Pierre TEILHARD de CHARDIN est né un 1er mai et mort un jour de Pâques. Deux fêtes qui célébrent, l'une le renouveau de la vie, l'autre, la transformation du monde par le travail des hommes.
- Venu au monde à Sarcelat, au-coeur de la France rurale, non loin des grottes de Lascaux, où l'homme préhistorique franchissait déjà les seuils de l'histoire, il en est sorti à New York, métropole étourdissante, symbole de la ville et de la technique. Entre ces deux branches dela parenthèse dans laquelle se déroule sa vie, il a connu les immenses espaces chinois, couru d'ouest en est, du nord au sud, en géologue attentif, en paléontologue avide de sonder et, si possible, d'élucider les mystères des origines humaines. Lorsqu'à la suite des fouilles en Afrique, il mettra en lumière l'existence du sinanthrope faber, il n'hésitera pas à affirmer que c'est bien le continent noir qui est le berceau de l'homo sapiens. Je comprends que mon ami le président SENGHOR, apôtre de la négritude, en ait tiré une part de son inspiration.
- Comme tous ceux qui étudient la cosmogénèse, TEILHARD de CHARDIN a cherché la trace des lignes infinies qui mènent des surgissements immémoriaux de la vie à l'époque moderne, avec l'espoir tenace dans la réussite finale de l'aventure humaine.
- Car TEILHARD de CHARDIN est résolument optimiste, envers et contre tout, en dépit de tous les reculs, de tous les démentis opposés à son espérance. Pour lui, les théories évolutionnistes qu'il estime fondées dans les faits, débouchent au terme ultime de l'avenir, sur une réconciliation de la nature et de la culture, sur l'épanouissement définitif de la personnalisation. Avec une puissance de synthèse exceptionnelle, il peint la fresque de l'épopée humaine, nouvelle "Légende des siècles", des millions de siècles en vérité. Le langage du savant devient vision, son style est traversé par l'inspiration du prophète et du poète. Les métaphores abondent : celle de "l'eau vivifiante" et du "feu purificateur" en-particulier. Des mots aussi proches que "chair, "mère", "sein", "sève", "fleur", s'élargissent aux dimensions du monde. L'énigme de l'univers s'illumine d'un jour nouveau. Elle devient transparente et cohérente.\
L'optimisme teilhardien est ancré dans la conviction de la convergence finale de toute chose. Il n'y a pas de contradiction entre personnalisation et socialisation. "Le Tout n'est pas l'antipode de la Personne" écrit-il en 1936 dans "Sauvons l'Humanité", mais le pôle même de la personne. Totalisation et personnalisation sont les deux expressions d'un mouvement unique.

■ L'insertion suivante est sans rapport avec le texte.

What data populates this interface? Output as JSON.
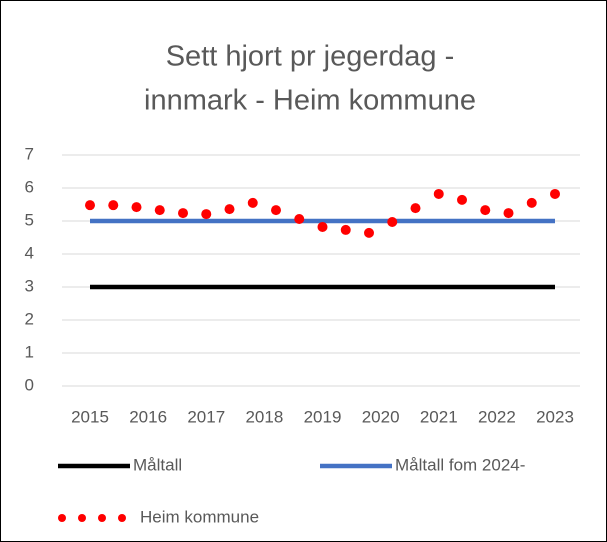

Cette philosophie de la "durée mûrisseuse" le rapproche de BERGSON et s'articule en même tempsà une philosophie de l'action qui le situe dans le voisinage de BLONDEL et de MARX. Sa pensée est engagée : elle exprime le refus de la tour d'ivoire, comme aussi l'inlassable parcours des grands espaces extrême-orientaux, le contact avec les multitudes chinoises et la volonté d'unir "en un front commun tous ceux qui croient en l'avenir et se tiennent pour responsables de le faire avancer". Ainsi écrit-il dans une des Lettres de voyage : "Il n'y a qu'une façon de découvrir, c'est de construire l'avenir" et encore ce qui vaut d'être discuté- : "Le problème de la connaissance tend à se coordonner, mieux, à se subordonner au problème de l'action".
- Rien de béat pourtant dans cette démarche. Le pari n'est pas gagné d'avance. L'épopée commencée il y a des millions d'années peut encore avorter. L'enthousiasme de TEILHARD face aux conquêtes scientifiques et techniques se double d'une vigilance aigue. La tentation prométhéenne guette le progrès, il lui faut donc dépasser le plan matériel, vouloir sans cesse le subordonner à la défense et au bonheur de l'homme concret. "Ouvriers de la terre... Accoucheurs de l'avenir", TEILHARD définit ainsi la tâche de ceux qui vont participer à la dynamique de l'univers.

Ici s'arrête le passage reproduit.